Friday, January 14, 2011

When He Came

Some readers, on seeing the opening verse of today's poem, may wonder if it was intended to post before Christmas, not three weeks after. Or you may feel a bit chided if, like some of my neighbors, you haven't yet taken down all your decorations. However much we talk in December about "keeping the spirit of Christmas all year," few of us really seem interested in Christ-in-the-manger by January. Which would be a minor problem except that for many, the story of Jesus stops at the manger. As one Advent writer put it, even Christians tend to prefer the cute baby to the "bossy, grown-up Jesus."

We shouldn't forget that the concept of Advent was created to encourage not only the remembering of Christ's first coming, but the looking forward to His return--and that's an attitude that can come naturally in any season. Now, I don't endorse the obsession with an imminent Parousia (if indeed it is imminent) that consumes many believers to the point that their whole concept of "God's work" seems to be harping on the sorry state of this world. But probably as many go to the opposite extreme and live for worldly success while treating God only as a source of material blessing. What He wants is for us to work hard under His guidance to make this world more like His future Kingdom, while maintaining a humble yet eager awareness that only He will bring it in fullness and permanence.

That's the way Jesus Himself lived--making the Kingdom a present as well as a future reality.

No proper rooms were free that night; no lodging could be found
Except among the animals; few people gathered round
That peasant woman as her Baby took first earthly breath,
And cried, as newborn infants do, within this world of death.
And just a few, among the lowest in the land’s esteem,
Would know the coming of their Lord, would see their God’s light gleam.
There was no wealth, no great renown, no trace of mortal fame,
Upon that night that touched the world with starlight when He came.

No hope, it seemed, could yet remain when that dread day was past
When, hanging bloody on a Cross, the Master breathed His last.
For human hearts crave earthly might, and dream of crown and throne:
Who would have thought the Lord of All could die in pain, alone?
And just a few, in coming days, despite the empty grave,
Had eyes to see the Risen One, to realize all He gave.
Although His power would shake the city through the Spirit’s flame,
The quiet dawn was little stirred when from the tomb He came.

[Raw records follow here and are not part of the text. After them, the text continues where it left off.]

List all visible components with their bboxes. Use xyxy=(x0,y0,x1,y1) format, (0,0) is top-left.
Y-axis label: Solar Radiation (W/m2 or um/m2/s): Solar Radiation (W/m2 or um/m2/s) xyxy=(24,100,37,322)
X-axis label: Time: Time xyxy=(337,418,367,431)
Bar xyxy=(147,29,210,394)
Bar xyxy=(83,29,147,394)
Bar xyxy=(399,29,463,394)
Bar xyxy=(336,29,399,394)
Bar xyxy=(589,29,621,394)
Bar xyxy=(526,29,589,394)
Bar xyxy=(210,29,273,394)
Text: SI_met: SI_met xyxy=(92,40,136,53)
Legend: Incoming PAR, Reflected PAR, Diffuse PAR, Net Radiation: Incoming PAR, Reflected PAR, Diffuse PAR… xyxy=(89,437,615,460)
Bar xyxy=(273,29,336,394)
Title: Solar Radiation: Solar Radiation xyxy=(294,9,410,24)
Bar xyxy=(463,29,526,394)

Still mocking God and all His ways is this world as a whole,
This world that worships human pomp and scorns the humble soul.
Still mortal hearts crave wealth and power from their first earthly breath,
And still the helpless mourn and weep within this world of death.
But, someday soon, the day will come when Heaven shall open wide,
And from the heights there shall descend our Lord, the Glorified.
However many years we wait, as daughters and as sons,
We know all pain will melt away forever when He comes.